Wednesday, August 9, 2017

Finding the Lost Generation: To Walk Where They Walked




One of the strangest, most mystical things I have experienced in the places I have lived, worked, or visited, is the way a space is filled with the history of the people who were there before. People sometimes talk about this when they tour some place of historical significance - especially if people once suffered there. To walk through Flanders Fields, so I have heard, is a haunting experience. No doubt, the WWI soldiers of the Lost Generation were among those who suffered the most of that era. 

Walking through old city streets, well known for the generation that once lived there, you sometimes feel the weight of their everyday hopes and fears, even if you don't know what their specific stories were. Sometimes you experience the presence of their stories like you feel humidity - you can't see the dampness, but you can definitely feel it rising off the sidewalks.


The Lost Generation was raised in a world of shadowbox signs lit with Edison bulbs and made their way in the world as adults when neon lit up behind glass window panes. Similarly, Generation X was raised in an analog world and came of age as the digital age began taking over. We are also called a 'lost' generation. We are, as generations go, their kindred spirits.

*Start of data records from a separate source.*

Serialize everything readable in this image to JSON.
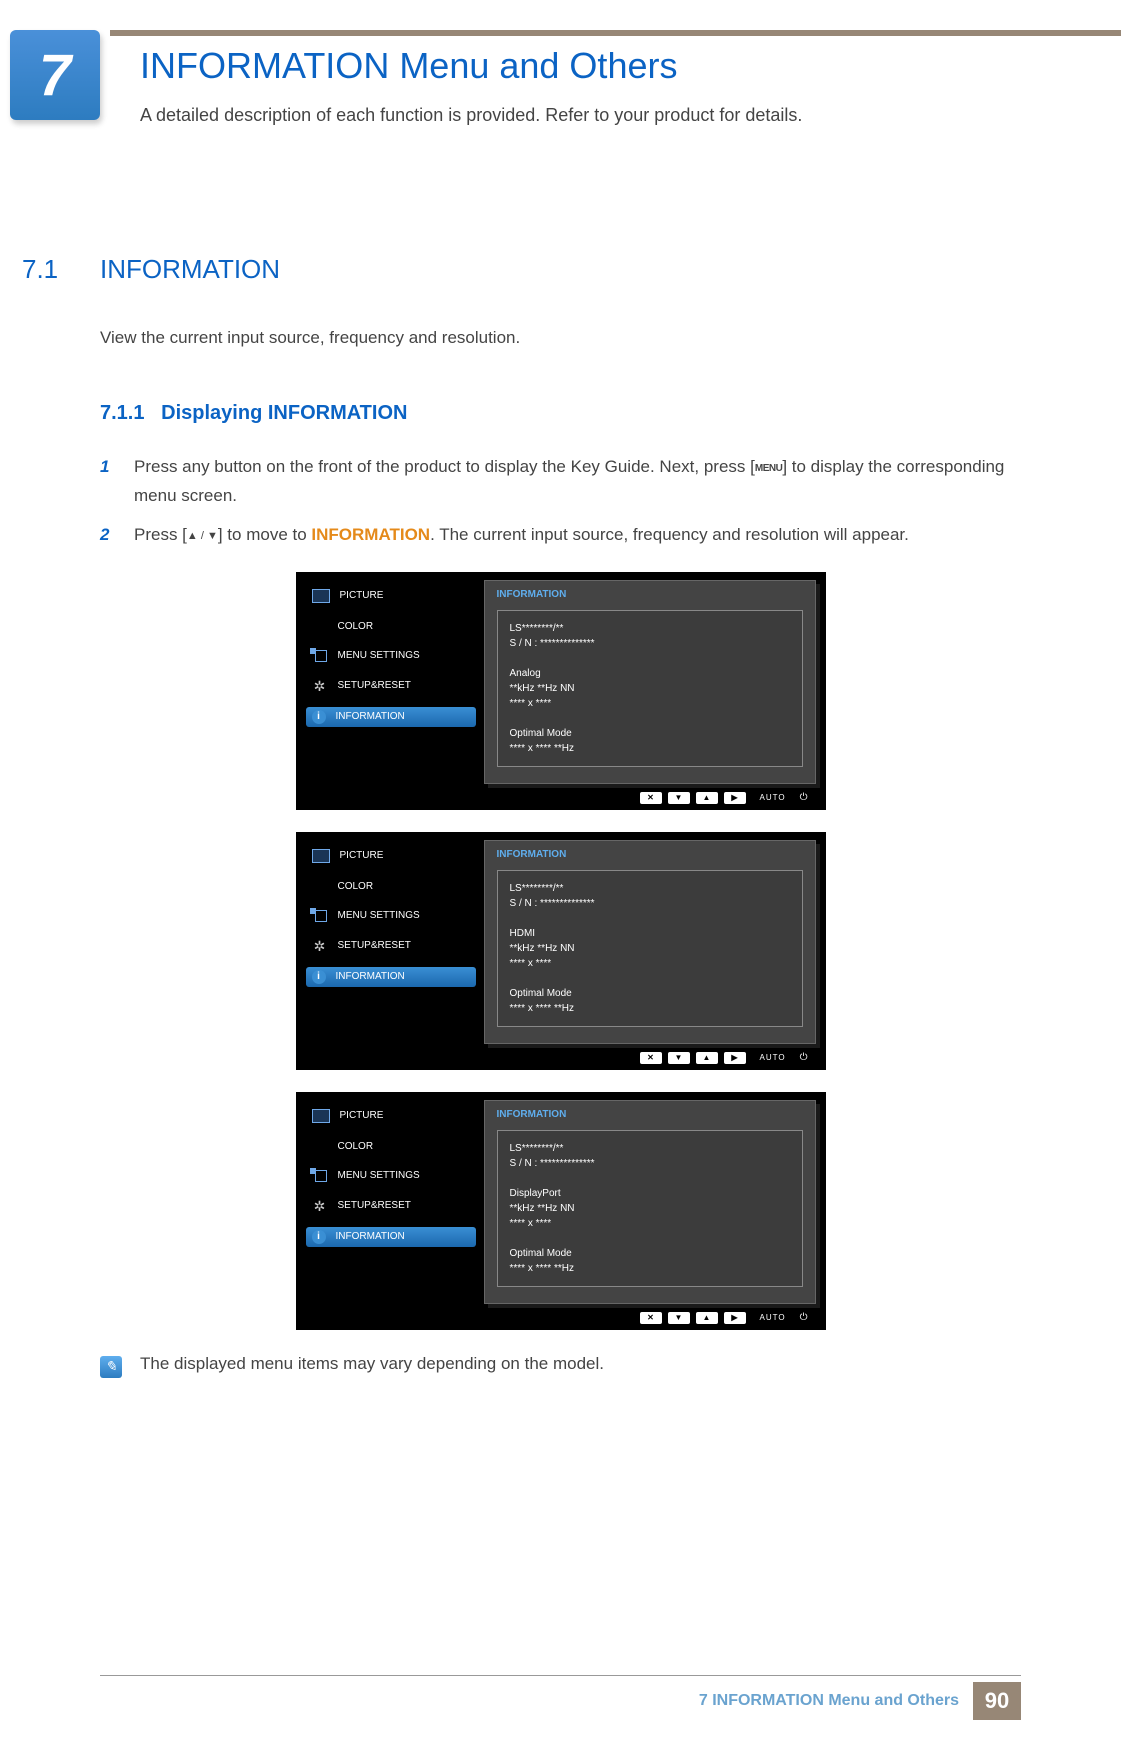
{
  "chapter": {
    "number": "7",
    "title": "INFORMATION Menu and Others",
    "subtitle": "A detailed description of each function is provided. Refer to your product for details."
  },
  "section": {
    "number": "7.1",
    "title": "INFORMATION",
    "body": "View the current input source, frequency and resolution."
  },
  "subsection": {
    "number": "7.1.1",
    "title": "Displaying INFORMATION"
  },
  "steps": {
    "s1_pre": "Press any button on the front of the product to display the Key Guide. Next, press [",
    "s1_menu": "MENU",
    "s1_post": "] to display the corresponding menu screen.",
    "s2_pre": "Press [",
    "s2_arrows": "▲ / ▼",
    "s2_mid": "] to move to ",
    "s2_info": "INFORMATION",
    "s2_post": ". The current input source, frequency and resolution will appear."
  },
  "osd_sidebar": {
    "picture": "PICTURE",
    "color": "COLOR",
    "menu_settings": "MENU SETTINGS",
    "setup_reset": "SETUP&RESET",
    "information": "INFORMATION"
  },
  "osd_panel_title": "INFORMATION",
  "osd_panels": [
    "LS********/**\nS / N : **************\n\nAnalog\n**kHz **Hz NN\n**** x ****\n\nOptimal Mode\n**** x **** **Hz",
    "LS********/**\nS / N : **************\n\nHDMI\n**kHz **Hz NN\n**** x ****\n\nOptimal Mode\n**** x **** **Hz",
    "LS********/**\nS / N : **************\n\nDisplayPort\n**kHz **Hz NN\n**** x ****\n\nOptimal Mode\n**** x **** **Hz"
  ],
  "osd_nav": {
    "close": "✕",
    "down": "▼",
    "up": "▲",
    "right": "▶",
    "auto": "AUTO",
    "power": "⏻"
  },
  "note": "The displayed menu items may vary depending on the model.",
  "footer": {
    "text": "7 INFORMATION Menu and Others",
    "page": "90"
  }
}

When I go walking through a neighborhood once lived in by the Lost Generation, I think of the childhoods they had, some beautiful and idyllic, some dark. I picture some of them growing up on farms in small Midwestern towns and some working in cities in factories at a far too young age.

I picture those with good childhoods visiting candy stores like this one, filling up a brown paper bag and riding their little wooden scooter home.

I picture the conversations of the Lost Generation in alleys surrounded by red brick buildings on early summer evening nights. If their generation was also nomadic generation - a 'lost' generation - then what message did they have for Generation X? Since they already lived through a similar time in history, made it to the other side, and are collectively similar to us,

that's the question I keep asking on this one-year journey as I look for the Lost Generation.



What we don't realize as we move through time, as we quietly revolve with the Earth, is that we are leaving a legacy, not just with each passing day, but with each passing hour, in our thoughts, in our intentions, in the words we speak, in the words leave unspoken. We leave a legacy by what we survive, from what we break ourselves away from, by the way we overcome.


I have a few memories of those who were very old when I was very young, though there are too many Lost Generation people in my family that I never got a chance to meet.


The same way the tall flowers in yards once leaned toward turn-of-the-century kitchens to eavesdrop on dinner table conversations, is how I am searching for the words and wisdom of the Lost Generation. Sometimes, beyond the words of T.S. Eliott, or E.E. Cummings, I wonder about those who never were able to put their thoughts down on paper, those whose lives are now just documented by a couple of photographs, some passed on stories, or a digital copy of their 1920 census information.


I remember the fireflies that would dance in the humid summer air in the yard of my great-grandparents' house in Illinois. When the day would come to an end for the Lost Generation, night would fall quietly on their houses, and stories of their lives would lean in golden light against their window panes. That light would slowly make its way to the sidewalks, to the streets, hoping to make its way into the world, wanting to be heard. 

The streets still hold that glow, that golden light, the streets still hold the story of the Lost Generation.